Joint Managing Director of the Goldman Group, Anthony Goldman, told travelBulletin it was “disappointing” that Qantas, who he described as a major partner, “has not managed to articulate the overall plan to agents”.

“At this stage, the Channel will result in little benefit to us and mean a loss of crucial GDS rebates on Qantas sectors,” he said. “Qantas do talk about the benefits the Channel will have but have failed to provide real tangible examples of how agents will be able to use the Channel to maximise earnings.”

Some, however, are taking a more philosophical view. Peter Hosper, Managing Director of The Travel Authority Group, likened the loss of rebates to commission cutting. As then, the industry must “reinvent itself”, he said.

“Ultimately this is no different from when we went to zero commission domestically and we had to start charging a fee,” Hosper said. “That was a big learning curve for agents, and this will be something similar. The expectation is that the QDP and Qantas Channel will create opportunities for extra revenue and commission. That is what Qantas is flagging.”

Reho Travel Managing Director Karsten Horne admitted to feeling “uneasy”, adding agents were losing a revenue stream without being able to demonstrate to clients exactly what new products it could offer.

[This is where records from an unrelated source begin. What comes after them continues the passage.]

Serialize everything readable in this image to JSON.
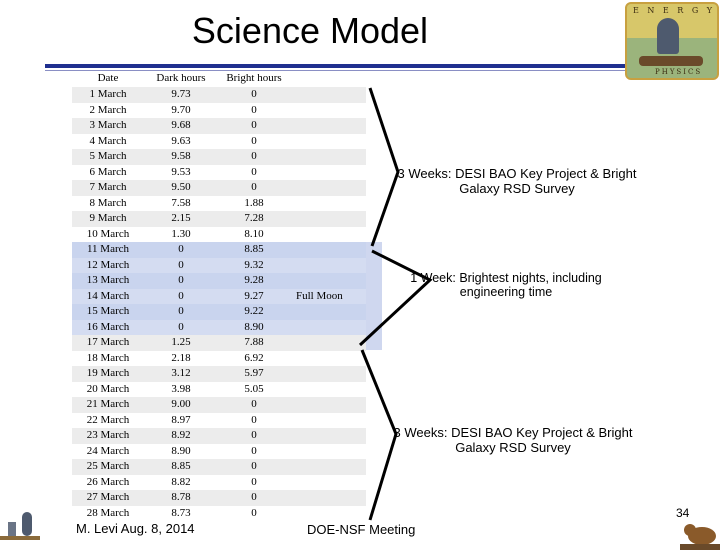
{
  "title": "Science Model",
  "table": {
    "headers": [
      "Date",
      "Dark hours",
      "Bright hours"
    ],
    "rows": [
      [
        "1 March",
        "9.73",
        "0"
      ],
      [
        "2 March",
        "9.70",
        "0"
      ],
      [
        "3 March",
        "9.68",
        "0"
      ],
      [
        "4 March",
        "9.63",
        "0"
      ],
      [
        "5 March",
        "9.58",
        "0"
      ],
      [
        "6 March",
        "9.53",
        "0"
      ],
      [
        "7 March",
        "9.50",
        "0"
      ],
      [
        "8 March",
        "7.58",
        "1.88"
      ],
      [
        "9 March",
        "2.15",
        "7.28"
      ],
      [
        "10 March",
        "1.30",
        "8.10"
      ],
      [
        "11 March",
        "0",
        "8.85"
      ],
      [
        "12 March",
        "0",
        "9.32"
      ],
      [
        "13 March",
        "0",
        "9.28"
      ],
      [
        "14 March",
        "0",
        "9.27"
      ],
      [
        "15 March",
        "0",
        "9.22"
      ],
      [
        "16 March",
        "0",
        "8.90"
      ],
      [
        "17 March",
        "1.25",
        "7.88"
      ],
      [
        "18 March",
        "2.18",
        "6.92"
      ],
      [
        "19 March",
        "3.12",
        "5.97"
      ],
      [
        "20 March",
        "3.98",
        "5.05"
      ],
      [
        "21 March",
        "9.00",
        "0"
      ],
      [
        "22 March",
        "8.97",
        "0"
      ],
      [
        "23 March",
        "8.92",
        "0"
      ],
      [
        "24 March",
        "8.90",
        "0"
      ],
      [
        "25 March",
        "8.85",
        "0"
      ],
      [
        "26 March",
        "8.82",
        "0"
      ],
      [
        "27 March",
        "8.78",
        "0"
      ],
      [
        "28 March",
        "8.73",
        "0"
      ]
    ],
    "moon_rows_start": 10,
    "moon_rows_end": 15
  },
  "full_moon_label": "Full Moon",
  "annotations": {
    "first": "3 Weeks: DESI BAO Key Project & Bright Galaxy RSD Survey",
    "second": "1 Week: Brightest nights, including engineering time",
    "third": "3 Weeks: DESI BAO Key Project & Bright Galaxy RSD Survey"
  },
  "footer": {
    "left": "M. Levi Aug. 8, 2014",
    "middle": "DOE-NSF Meeting",
    "page_number": "34"
  },
  "logo": {
    "top_text": "E N E R G Y",
    "bottom_text": "PHYSICS"
  },
  "colors": {
    "title_rule": "#1f2f8f",
    "moon_highlight": "#c9d4ee",
    "row_stripe": "#ececec"
  }
}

Until that happens, raising fees would be difficult, he suggested.

Nevertheless, he remained optimistic. “Providing the benefits really are there, that’s when fees can come in and we should be able to recover the GDS fees,” he said.

CTM Founder and Managing Director Jamie Pherous agreed that agents could prosper.

He declined to comment on any new deal it had struck with Qantas, or quantify any loss from GDS rebates, but suggested agents could financially benefit from the new product to flow from the QDP.

Sales of ancillaries products in particular are highly valued by airlines and they will be prepared to pay, Pherous said.

Qantas acknowledged that any transition “can be difficult” and on its website conceded that agents’ commercial relationship with GDSs “may be impacted”.

But the carrier told travelBulletin it has “no visibility” of the arrangements between GDSs and agents, and declined to reveal details of its own terms with technology providers.

“The Qantas Channel is very much an outcome of our vision, however, it would not have been possible without entering new agreements with our GDS and technology partners,” Qantas’ Executive Manager of Sales and Distribution, Igor Kwiatkowski said.

As for new content, the airline said the QDP has the capability to offer it today, and will be progressively implemented over the next 12 months as “GDS and technology providers continue their NDC rollouts”.

Special offers for frequent flyers, dynamic agent commissions and additional price points will all feature.

The carrier has also told agents that the QDP and Qantas Channel is far from a project to cut costs.

“Our approach to QDP is solely an investment in the indirect channel, ensuring our agency partners have access to a wide range of innovative and new content,” Kwiatkowski said.

“Our investment in this program will ensure the that gap between our indirect and direct distribution systems capabilities does not continue to widen.”

He added: “The QDP is about providing more through indirect channels than is available today and we are only scratching the surface on what new commercial opportunities this will present.”

The next 12 months will go some way to determining what those opportunities may be.